"Tell me now," he begged breathlessly.

She hesitated. A foreign prince bowed before her, his breast glittering with orders. She looked up at him smiling.

"Prince," she said, "Mr. Guest and I are elaborating together the plot of his next novel, and it is wonderfully fascinating."

He bowed low and passed on. She turned again to Douglas.

"I can tell it you," she said, "sufficiently in half a dozen sentences. Emily was the orphan child of one of the richest and noblest Hungarian families—the man she married was half a Pole half a Hungarian, poor, but also of noble family. His life was a network of deceit, he himself was a conspirator of the lowest order. He married Emily for her money—that it might be used for what he called the Cause. When she declined to have anything to do with it he first ill-treated her shamefully, and afterwards deserted her. Twice he was graciously pardoned by the Czar, twice he broke his word of honour and plunged again into infamy. The third time it seemed that nothing could save him, for he was caught in the act of directing a shameful conspiracy against the man who had treated him so generously. He was sentenced to death, but Emily crossed Europe in a special train, and after terrible difficulties won his life from the Czar herself when every other means had failed. He was condemned to imprisonment for life, and she gave her word that she would never ask for any mitigation of that sentence. Think of the generosity of that action! Although the man had treated her vilely, and she was young and beautiful, yet she doomed herself to a perpetual widowhood in order to save his life. I happen to know, too, that her love for him was wholly dead."

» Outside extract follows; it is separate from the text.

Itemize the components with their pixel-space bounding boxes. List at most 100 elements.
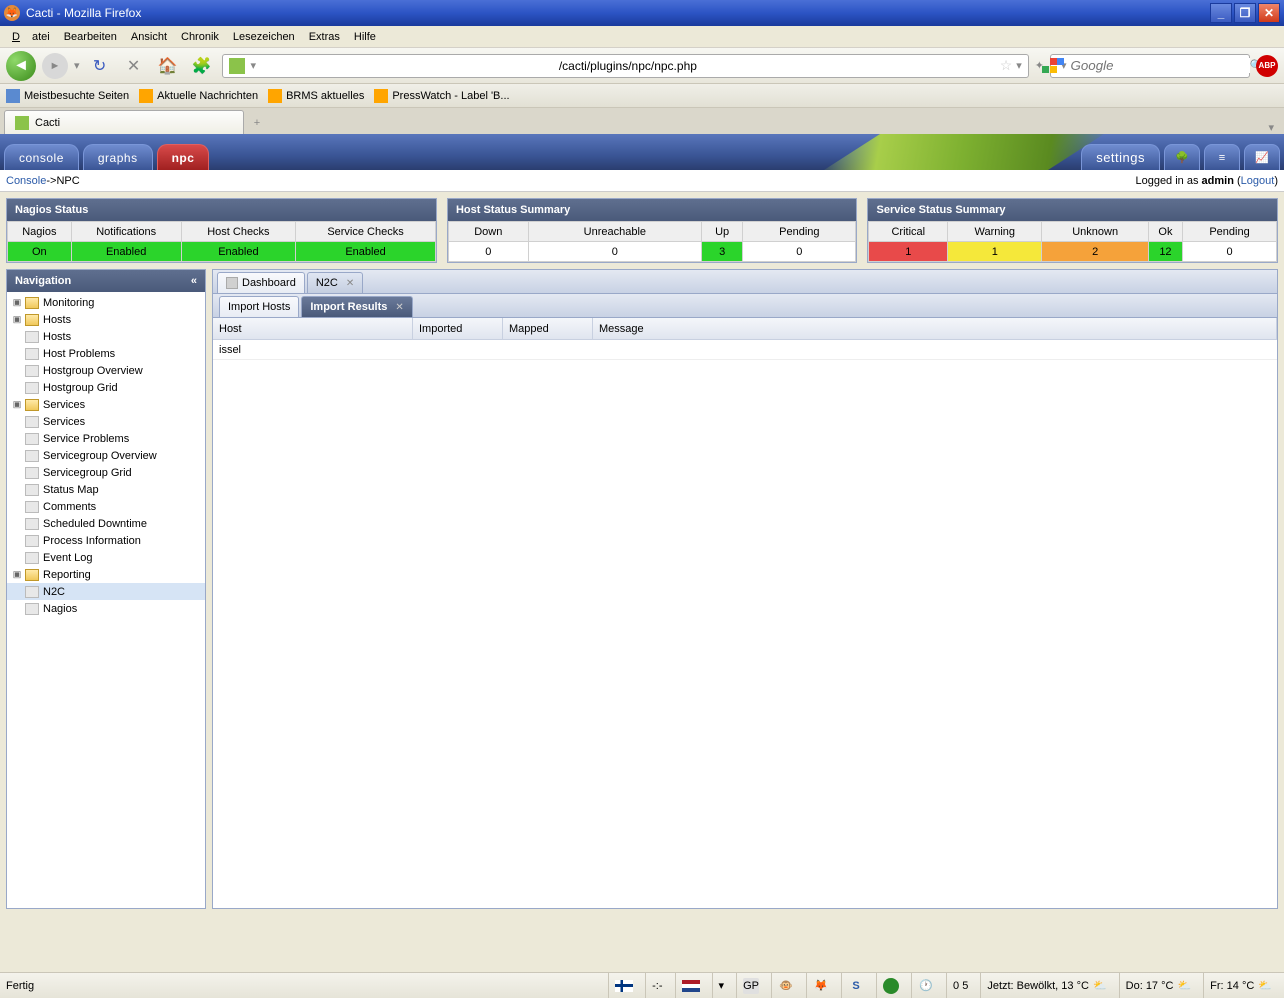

"It was magnificent," he murmured with something that sounded like a sob.

"She came to live in London, where her story was little known. That was ten years ago. I think that I am almost the only person who knows the whole truth about her, and if you ask me why I have told you, well, I can only say that it was by instinct."

"Duchess," he said, "you have told me the story of a heroine—now let me tell you the story of a fool. I came to London a very short time ago, poor, friendless, and untried. She was the only person from whom I received any spontaneous kindness whatever. She visited me when I was ill, she asked me to her house, she encouraged me in my work, she showed me how exquisite a thing the intelligent sympathy of a cultivated woman can be to a man who is struggling for expression. And in return—listen. There were others whom she had befriended—like me. She had keen literary instincts, as you know, and it was her pleasure to help in any way young beginners. She was also a woman and beautiful. Some of them lost their heads; two especially. It was their fault—not hers. They were presumptuous, and she rebuked them. They whined like whipped curs, went wrong as it chanced afterwards, and were held up to me as warnings. It was her vanity, they declared, which prompted her kindness. We were all puppets to her—not men. She had no heart. When my turn came I should be served like the rest. I loved her, Duchess; who could help it? and the time came when we stood face to face, and I saw the woman shining out of her eyes, and the gates of Heaven were opened to me. Was there ever such transcendental folly as mine? I locked the gates myself and remained—outside."

He looked away, and there was a short silence. A woman's song died sweetly away in an ante-room beyond, the murmur of pleasant conversation floated once more all around them. The Duchess unfurled a fan of wavy white feathers and half sheltered him. She only saw the dimness in his eyes as he went on.

"Those few minutes," he said, "I cannot speak of. Then there came, by some hateful chance, a cloud over my happiness. I remembered the warnings with which I had been pestered; the fool in me spoke whilst the man was silent. I demanded a pledge from her. I asked her when she would marry me. She bade me be patient, hinted at an obstacle—some day I should know everything. The fool in me raved. I demanded her promise to marry me as a token of her sincerity. Then she answered me as I deserved. If I did not trust her I might go—and, God help me, I went."